P.S-I gave this book to my hubby a couple Christmas' ago and he loves it still. He's a big softy and still gets choked up when he reads it. He shares it with alot of our guests.
–Cherrie Moore
Greetings to all at Scholastic!
I have just finished reading "The Quiltmaker's Gift," and I would like to share my experience making what I call "Holy Spirit Comforters." (The name is a spiritual pun, if that could be possible.)
I have a friend who was going in for cancer surgery, and she sent out a prayer request letter which mentioned that she saw all of our covering prayers "as a beautiful gold and blue blanket with stars and angels on it." I was promptly stunned with the clarity of the vision I had of the finished project and the star and angel fabric, most of which was already in my sewing room and just needed to be cut out and assembled. (I did have to buy gold star fabric.)
I quickly stitched for her a lap-sized tied quilt and was able to take it over to her before her surgery.

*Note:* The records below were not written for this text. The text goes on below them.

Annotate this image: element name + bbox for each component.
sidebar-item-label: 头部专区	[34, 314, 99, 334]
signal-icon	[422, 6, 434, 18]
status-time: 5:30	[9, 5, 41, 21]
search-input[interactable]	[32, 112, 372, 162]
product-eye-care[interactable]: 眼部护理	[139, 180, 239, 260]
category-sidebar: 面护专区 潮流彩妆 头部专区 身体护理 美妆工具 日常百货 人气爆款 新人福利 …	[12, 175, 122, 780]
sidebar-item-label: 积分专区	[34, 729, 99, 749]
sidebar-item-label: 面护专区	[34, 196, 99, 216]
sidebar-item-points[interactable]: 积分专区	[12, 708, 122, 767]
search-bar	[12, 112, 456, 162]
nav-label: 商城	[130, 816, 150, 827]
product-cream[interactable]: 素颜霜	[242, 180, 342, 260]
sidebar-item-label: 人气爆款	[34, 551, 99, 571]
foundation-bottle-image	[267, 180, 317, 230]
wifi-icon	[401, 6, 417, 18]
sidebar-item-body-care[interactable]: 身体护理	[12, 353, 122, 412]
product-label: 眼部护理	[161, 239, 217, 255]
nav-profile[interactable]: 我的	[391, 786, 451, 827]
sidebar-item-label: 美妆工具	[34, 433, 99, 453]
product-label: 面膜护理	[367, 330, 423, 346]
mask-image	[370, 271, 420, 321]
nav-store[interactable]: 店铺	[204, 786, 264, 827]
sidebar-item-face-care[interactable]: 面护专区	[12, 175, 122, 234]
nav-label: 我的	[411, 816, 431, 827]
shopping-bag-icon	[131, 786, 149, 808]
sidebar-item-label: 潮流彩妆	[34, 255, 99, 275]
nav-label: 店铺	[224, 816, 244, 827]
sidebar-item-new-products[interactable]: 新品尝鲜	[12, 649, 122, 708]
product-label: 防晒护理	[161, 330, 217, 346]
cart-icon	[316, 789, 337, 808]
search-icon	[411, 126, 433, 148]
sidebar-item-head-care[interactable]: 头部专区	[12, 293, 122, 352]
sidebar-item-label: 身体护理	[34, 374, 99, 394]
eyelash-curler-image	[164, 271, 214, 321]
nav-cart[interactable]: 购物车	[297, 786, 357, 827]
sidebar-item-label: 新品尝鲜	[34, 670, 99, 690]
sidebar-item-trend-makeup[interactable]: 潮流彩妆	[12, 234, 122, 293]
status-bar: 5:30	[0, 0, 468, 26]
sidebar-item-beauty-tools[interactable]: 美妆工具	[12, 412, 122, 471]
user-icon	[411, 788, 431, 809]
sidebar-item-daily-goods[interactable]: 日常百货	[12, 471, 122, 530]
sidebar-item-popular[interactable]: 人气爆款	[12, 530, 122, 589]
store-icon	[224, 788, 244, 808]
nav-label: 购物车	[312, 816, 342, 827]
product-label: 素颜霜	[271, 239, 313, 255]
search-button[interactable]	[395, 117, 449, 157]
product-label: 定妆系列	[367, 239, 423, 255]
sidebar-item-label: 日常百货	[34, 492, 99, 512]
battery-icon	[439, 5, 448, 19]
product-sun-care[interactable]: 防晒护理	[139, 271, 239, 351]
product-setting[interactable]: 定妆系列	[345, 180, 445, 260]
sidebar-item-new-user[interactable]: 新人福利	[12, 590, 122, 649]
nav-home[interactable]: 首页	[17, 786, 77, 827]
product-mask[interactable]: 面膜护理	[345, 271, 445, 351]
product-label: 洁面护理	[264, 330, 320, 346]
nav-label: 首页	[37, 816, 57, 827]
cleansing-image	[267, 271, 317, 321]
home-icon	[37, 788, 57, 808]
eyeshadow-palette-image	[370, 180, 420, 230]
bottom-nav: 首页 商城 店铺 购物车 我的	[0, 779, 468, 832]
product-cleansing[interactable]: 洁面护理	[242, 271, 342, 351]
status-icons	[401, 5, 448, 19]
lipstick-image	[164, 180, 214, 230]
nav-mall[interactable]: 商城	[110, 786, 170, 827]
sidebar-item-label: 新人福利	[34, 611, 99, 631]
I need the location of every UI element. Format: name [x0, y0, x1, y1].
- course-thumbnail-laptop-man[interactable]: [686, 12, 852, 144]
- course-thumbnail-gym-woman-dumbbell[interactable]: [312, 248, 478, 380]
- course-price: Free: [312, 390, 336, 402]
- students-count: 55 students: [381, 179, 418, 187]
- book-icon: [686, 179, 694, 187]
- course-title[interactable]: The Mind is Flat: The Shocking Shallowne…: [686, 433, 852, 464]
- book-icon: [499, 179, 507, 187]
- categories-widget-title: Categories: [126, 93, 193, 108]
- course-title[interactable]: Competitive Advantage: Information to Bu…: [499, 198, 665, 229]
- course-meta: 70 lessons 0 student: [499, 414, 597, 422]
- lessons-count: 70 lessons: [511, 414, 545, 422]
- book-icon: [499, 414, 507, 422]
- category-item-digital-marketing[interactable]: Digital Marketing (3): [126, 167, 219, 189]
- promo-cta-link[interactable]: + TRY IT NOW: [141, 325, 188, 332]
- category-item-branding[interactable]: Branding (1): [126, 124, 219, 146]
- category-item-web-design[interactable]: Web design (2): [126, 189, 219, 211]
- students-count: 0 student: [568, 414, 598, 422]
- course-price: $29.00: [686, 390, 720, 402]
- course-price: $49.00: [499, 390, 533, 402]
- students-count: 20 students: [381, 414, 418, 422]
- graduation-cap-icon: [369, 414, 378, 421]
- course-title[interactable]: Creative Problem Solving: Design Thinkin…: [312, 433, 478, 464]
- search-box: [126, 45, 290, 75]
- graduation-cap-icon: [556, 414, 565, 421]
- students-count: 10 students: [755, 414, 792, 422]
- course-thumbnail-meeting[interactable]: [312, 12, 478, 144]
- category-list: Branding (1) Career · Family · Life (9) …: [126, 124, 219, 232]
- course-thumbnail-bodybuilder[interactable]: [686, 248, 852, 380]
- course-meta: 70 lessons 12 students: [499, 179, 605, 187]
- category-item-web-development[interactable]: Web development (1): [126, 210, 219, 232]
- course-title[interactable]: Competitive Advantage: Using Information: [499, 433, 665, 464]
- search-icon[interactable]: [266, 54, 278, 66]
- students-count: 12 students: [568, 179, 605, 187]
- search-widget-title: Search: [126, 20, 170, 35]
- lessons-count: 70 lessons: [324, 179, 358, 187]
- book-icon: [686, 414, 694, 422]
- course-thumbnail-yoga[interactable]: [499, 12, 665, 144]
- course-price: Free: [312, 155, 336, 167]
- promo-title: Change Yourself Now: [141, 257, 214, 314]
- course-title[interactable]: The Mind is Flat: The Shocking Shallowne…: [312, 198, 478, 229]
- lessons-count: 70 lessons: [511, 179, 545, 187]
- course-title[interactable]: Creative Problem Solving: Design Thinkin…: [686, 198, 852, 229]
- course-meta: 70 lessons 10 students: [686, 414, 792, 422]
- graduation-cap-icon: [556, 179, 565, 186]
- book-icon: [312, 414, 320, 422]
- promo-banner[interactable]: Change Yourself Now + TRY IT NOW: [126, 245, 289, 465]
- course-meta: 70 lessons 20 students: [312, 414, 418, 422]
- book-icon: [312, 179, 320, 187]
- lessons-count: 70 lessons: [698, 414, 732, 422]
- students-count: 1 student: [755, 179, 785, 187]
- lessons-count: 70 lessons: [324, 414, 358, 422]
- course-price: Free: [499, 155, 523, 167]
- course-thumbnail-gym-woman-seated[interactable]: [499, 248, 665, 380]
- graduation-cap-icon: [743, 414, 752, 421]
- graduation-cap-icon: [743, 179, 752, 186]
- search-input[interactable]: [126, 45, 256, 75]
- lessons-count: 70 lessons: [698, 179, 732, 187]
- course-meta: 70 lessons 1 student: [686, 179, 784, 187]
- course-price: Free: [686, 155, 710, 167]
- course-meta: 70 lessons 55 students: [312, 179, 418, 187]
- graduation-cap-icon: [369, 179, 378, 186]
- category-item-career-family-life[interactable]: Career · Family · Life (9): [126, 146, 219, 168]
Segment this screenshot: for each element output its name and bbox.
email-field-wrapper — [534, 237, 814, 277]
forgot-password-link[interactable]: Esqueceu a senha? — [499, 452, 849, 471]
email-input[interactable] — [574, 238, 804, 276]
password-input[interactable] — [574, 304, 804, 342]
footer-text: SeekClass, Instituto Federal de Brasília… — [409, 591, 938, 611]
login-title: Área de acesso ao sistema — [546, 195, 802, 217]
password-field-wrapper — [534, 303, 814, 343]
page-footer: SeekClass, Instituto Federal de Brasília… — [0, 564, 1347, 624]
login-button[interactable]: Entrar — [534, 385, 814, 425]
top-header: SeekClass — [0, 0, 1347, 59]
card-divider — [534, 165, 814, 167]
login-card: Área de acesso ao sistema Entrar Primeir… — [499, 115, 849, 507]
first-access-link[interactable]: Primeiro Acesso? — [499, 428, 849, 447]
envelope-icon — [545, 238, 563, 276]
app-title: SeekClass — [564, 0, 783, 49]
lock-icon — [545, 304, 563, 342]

When I arrived, I found her in the process of sewing a quilt for one of her own coworkers, who also had cancer!
She was so moved that she cried. I told her to go ahead and take the quilt to the hospital and lay on it, bleed on it, cry on it. She did so, and was able to tell everyone she met in the cancer ward the story of her Star and Angel Prayer quilt. The surgery was successful, and she still has the comforter. (It has seen her through several other surgeries as well.)
This is the same thing that the Quiltmaker experienced. It is truly a gift from God.